Du sang et pas de larmes à BlackMovie
Il n'est pas si loin le bon vieux temps où le cinéma de terreur essayait de séduire le public féminin. On peut remonter à l'an de grâce 1998 (grand cru cinématographique au demeurant) et au film japonais Ring pour noter une volonté originale de vouloir faire peur aux adolescentes dans les salles obscures. A cette époque, dans l'empire nippon, la technique est déjà rodée. Le phénomène vient en effet de la littérature (Ring est adapté du roman éponyme) où les éditeurs se sont rendus compte que les jeunes filles étaient loin d'être insensibles aux frissons. Entre romans de gare et mangas, les sujets horrifiques se concentrent alors autour de personnages de femmes. Mais pas de Lara Croft pour autant : journaliste entre 30 et 40 ans, souvent divorcée, l'héroïne a un CV quasi banal. Mais c'est justement l'irruption de l'horreur dans le banal qui suscite la peur.
Sommet du genre, sans surprise, conçu par les créateurs (réalisateur, scénariste, producteur et auteur du roman original) de Ring, Dark Water a aussi marqué le glas de cette heureuse période.
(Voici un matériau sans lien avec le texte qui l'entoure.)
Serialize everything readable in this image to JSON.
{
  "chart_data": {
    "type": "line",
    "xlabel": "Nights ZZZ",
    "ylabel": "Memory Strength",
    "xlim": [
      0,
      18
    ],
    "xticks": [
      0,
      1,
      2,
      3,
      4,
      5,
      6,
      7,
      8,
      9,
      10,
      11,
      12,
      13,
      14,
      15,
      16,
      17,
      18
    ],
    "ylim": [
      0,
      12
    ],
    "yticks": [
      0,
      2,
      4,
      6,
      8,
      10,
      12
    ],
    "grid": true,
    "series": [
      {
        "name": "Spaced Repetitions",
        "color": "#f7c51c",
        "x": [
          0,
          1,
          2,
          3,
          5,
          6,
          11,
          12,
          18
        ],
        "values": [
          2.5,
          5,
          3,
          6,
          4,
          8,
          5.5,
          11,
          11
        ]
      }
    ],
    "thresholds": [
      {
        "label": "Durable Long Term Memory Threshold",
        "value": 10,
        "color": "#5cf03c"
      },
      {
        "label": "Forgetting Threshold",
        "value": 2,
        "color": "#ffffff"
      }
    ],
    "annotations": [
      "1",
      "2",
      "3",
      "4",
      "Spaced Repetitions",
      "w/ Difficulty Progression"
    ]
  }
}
Depuis, les femmes d'action sont revenues dominer le cinéma fantastique et la terreur se conjugue aux cruautés soaps à la Saw. Pas surprenant alors de découvrir, durant le festival BlackMovie (du 17 au 26 février), que le film dit « de genre » soit envahi par le cinéma pop-corn déjanté. On découvrira donc Tokyo Gore Police, farce saignante avec Eihi Shiino, la star sadique d'Audition et surtout Helldriver, amusant délire avec zombies au look très bande dessinée. C'est ce dernier film qui pourrait bien symboliser la jonction entre l'horreur clinique de Dark Water et les délires excentriques d'un Takashi Miike ou d'un Quentin Tarantino. Désormais, ce n'est plus en affrontant et en extériorisant ses traumas que l'on triomphe du mal (voire du mâle), mais en résolvant un classique complexe d'Oedipe dont, au demeurant, le cinéma use et abuse depuis sa création. Pour la pure terreur, on attendra une prochaine révolution.